The Cazalet chronicle continues its serialisation on Radio 4.  What I loved most about it was Elizabeth Jane Howard's ability to empathise with such a wide range of characters.  For example, Miss Millament, the elderly governess, lost her fiance in the Boer War but still cherishes his letters.  The writer gives this ancient affair as much attention as any of the many other relationships in the novel. Guilt is also done rather well.  Food is described in unusual detail, as are clothes.  "Somewhere between Tolstoi and Maeve Binchy" - was it Martin Amis who said that of her work?

This week's task has been redecorating our bedroom.  We moved into this house in 1991 - over twenty years ago.  The people before us had spent their four years taking the front of the house back to its timbers and renovating from the ground up, so every room was freshly decorated.  The only thing we really hated was the bathroom suite - a full-on rendering of "The Country Diary of an Edwardian Lady," and a bath which somehow narrowed just at the point where I broaden.  "It will have to go," we both said, but it was eleven years before we got round to it.

So, now we have time to look around us, we notice that our room has not been redecorated in over twenty years.  One advantage of failing eyesight is that you simply don't notice the grime, but that does not mean it is not there.  We shifted a lot of dirt.

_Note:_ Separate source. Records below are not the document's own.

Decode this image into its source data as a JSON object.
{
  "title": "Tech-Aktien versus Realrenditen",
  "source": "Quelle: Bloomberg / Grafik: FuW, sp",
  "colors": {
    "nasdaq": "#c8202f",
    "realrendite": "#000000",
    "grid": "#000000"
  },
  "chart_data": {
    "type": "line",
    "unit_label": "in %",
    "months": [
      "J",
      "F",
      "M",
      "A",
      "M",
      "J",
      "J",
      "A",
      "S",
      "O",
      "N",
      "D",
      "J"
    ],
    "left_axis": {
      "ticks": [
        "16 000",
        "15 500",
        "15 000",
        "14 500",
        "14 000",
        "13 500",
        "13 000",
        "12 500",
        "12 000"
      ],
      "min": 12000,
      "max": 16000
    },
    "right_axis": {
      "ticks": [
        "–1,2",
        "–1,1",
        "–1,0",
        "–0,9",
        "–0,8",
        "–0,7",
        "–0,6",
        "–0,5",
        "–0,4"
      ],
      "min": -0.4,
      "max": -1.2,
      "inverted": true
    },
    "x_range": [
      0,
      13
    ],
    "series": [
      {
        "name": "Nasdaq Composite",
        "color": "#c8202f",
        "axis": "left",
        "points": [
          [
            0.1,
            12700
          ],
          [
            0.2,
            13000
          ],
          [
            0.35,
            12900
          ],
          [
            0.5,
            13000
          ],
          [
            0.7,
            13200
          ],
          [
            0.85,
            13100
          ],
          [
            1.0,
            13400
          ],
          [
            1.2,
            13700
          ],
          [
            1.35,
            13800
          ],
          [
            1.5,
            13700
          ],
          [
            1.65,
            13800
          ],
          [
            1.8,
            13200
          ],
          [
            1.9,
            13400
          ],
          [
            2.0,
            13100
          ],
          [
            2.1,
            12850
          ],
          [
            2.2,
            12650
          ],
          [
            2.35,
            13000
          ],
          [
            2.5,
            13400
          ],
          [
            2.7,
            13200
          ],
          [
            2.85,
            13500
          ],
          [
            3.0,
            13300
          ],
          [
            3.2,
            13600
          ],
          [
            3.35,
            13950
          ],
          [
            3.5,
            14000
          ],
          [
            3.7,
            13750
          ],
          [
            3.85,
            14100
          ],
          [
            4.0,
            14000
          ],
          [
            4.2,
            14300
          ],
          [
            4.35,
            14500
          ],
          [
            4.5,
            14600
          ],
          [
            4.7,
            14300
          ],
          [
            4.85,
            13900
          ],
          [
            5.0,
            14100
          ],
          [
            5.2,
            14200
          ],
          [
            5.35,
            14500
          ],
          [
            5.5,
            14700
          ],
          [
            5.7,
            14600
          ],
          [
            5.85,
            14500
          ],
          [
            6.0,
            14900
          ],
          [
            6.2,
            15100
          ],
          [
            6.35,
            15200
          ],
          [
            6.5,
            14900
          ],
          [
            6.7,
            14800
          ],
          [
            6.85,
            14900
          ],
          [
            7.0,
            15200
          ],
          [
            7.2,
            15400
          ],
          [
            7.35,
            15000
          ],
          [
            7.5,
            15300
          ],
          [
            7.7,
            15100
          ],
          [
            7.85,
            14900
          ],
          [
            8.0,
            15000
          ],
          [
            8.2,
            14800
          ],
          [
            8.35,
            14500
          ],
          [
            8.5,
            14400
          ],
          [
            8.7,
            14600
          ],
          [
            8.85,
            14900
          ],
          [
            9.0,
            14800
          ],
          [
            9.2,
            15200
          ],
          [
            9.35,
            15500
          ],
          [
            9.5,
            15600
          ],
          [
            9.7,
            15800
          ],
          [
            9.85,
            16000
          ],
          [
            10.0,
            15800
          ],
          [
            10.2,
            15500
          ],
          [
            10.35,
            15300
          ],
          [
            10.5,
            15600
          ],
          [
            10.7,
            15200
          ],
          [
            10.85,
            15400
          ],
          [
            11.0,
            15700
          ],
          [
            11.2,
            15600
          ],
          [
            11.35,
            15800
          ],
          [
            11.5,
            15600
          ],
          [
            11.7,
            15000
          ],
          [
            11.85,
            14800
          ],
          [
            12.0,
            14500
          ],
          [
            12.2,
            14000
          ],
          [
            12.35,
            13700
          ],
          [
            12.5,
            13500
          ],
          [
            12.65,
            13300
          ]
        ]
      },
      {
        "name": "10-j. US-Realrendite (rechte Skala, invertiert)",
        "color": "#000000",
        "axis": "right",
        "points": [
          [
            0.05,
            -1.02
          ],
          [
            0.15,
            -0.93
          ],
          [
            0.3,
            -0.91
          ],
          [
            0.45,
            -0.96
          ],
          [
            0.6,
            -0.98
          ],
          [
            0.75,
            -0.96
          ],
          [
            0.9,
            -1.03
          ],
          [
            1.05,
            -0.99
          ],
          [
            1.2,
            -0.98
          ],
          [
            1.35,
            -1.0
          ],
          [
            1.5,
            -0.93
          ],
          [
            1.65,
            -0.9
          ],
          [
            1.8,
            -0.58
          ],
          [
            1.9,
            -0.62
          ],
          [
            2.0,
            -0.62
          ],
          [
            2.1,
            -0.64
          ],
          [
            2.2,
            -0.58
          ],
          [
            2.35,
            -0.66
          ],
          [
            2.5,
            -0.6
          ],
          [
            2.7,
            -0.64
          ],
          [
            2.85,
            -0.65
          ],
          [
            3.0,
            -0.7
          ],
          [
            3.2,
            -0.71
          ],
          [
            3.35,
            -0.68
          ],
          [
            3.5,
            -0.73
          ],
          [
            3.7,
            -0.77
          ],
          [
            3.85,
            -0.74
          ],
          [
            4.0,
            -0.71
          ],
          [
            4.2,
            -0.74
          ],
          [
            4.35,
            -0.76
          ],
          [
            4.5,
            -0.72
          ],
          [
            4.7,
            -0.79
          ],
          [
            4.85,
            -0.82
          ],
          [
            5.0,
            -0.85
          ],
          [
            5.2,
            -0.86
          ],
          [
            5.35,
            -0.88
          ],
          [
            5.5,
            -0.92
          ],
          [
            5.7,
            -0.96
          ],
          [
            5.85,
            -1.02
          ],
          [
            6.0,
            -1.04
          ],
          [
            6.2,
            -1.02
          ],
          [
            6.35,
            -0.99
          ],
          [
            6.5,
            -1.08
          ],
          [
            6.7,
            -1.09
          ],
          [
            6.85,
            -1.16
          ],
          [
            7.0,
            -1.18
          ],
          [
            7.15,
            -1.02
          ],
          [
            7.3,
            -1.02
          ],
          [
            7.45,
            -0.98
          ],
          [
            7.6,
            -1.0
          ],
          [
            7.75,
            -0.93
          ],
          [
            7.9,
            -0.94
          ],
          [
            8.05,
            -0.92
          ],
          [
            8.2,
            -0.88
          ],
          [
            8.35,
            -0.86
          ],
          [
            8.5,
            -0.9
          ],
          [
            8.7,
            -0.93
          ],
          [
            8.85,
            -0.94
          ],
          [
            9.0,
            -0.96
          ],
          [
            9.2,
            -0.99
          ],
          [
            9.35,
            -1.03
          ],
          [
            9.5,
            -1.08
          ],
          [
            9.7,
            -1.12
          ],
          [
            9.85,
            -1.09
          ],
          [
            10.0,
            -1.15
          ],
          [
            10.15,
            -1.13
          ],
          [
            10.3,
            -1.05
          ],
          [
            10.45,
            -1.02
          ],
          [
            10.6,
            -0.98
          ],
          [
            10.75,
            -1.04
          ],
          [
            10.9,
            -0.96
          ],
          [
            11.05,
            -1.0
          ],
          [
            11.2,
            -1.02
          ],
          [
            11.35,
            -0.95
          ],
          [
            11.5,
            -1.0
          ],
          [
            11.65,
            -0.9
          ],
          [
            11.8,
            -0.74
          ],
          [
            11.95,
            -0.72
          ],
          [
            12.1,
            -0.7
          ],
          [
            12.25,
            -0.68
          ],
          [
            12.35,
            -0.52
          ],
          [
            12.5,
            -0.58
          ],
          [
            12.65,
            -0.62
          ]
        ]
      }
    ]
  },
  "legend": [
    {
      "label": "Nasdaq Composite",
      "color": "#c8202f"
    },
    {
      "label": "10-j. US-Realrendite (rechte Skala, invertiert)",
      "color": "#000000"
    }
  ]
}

Styles in wallpaper move on with the years, too.  The one we have used here has a ruched surface, with the effect of pleated moire silk.  It's in oystery tones, so the effect is quite delicate.  I was also drawn to the Farrow and Ball shade-card - just the names and descriptions: Elephant's Breath, Mouse's Back and so on. These are likely to put in an appearance on some painted furniture, although elephants are scared of mice, so perhaps not those two together.




More on our beams.  These are the beams in our bedroom wall, the upper part of the end-wall of a hall dating to about 1400 - about the time of Chaucer.  A hall was a large  room open to the roof, with a central fire but no chimney.  The experts who visited explained that the upper horizontal beam would have been installed in 1636, when the roof was raised and the first and attic floors put in. 


The thicker vertical timber has filled-in slots where timbers for the front of the hall would have been, some three feet back from the current front of the house.  A detail which I had never noticed before is that these timbers in our bedroom are smooth, whereas the ones in the dining-room have been hacked all over to take a rendering of plaster.

 

1 comment:

http://frayedattheedge.typepad.co.uk said...

I love the "scarf". I haven't knitted for ages - I have just been too busy sewinng.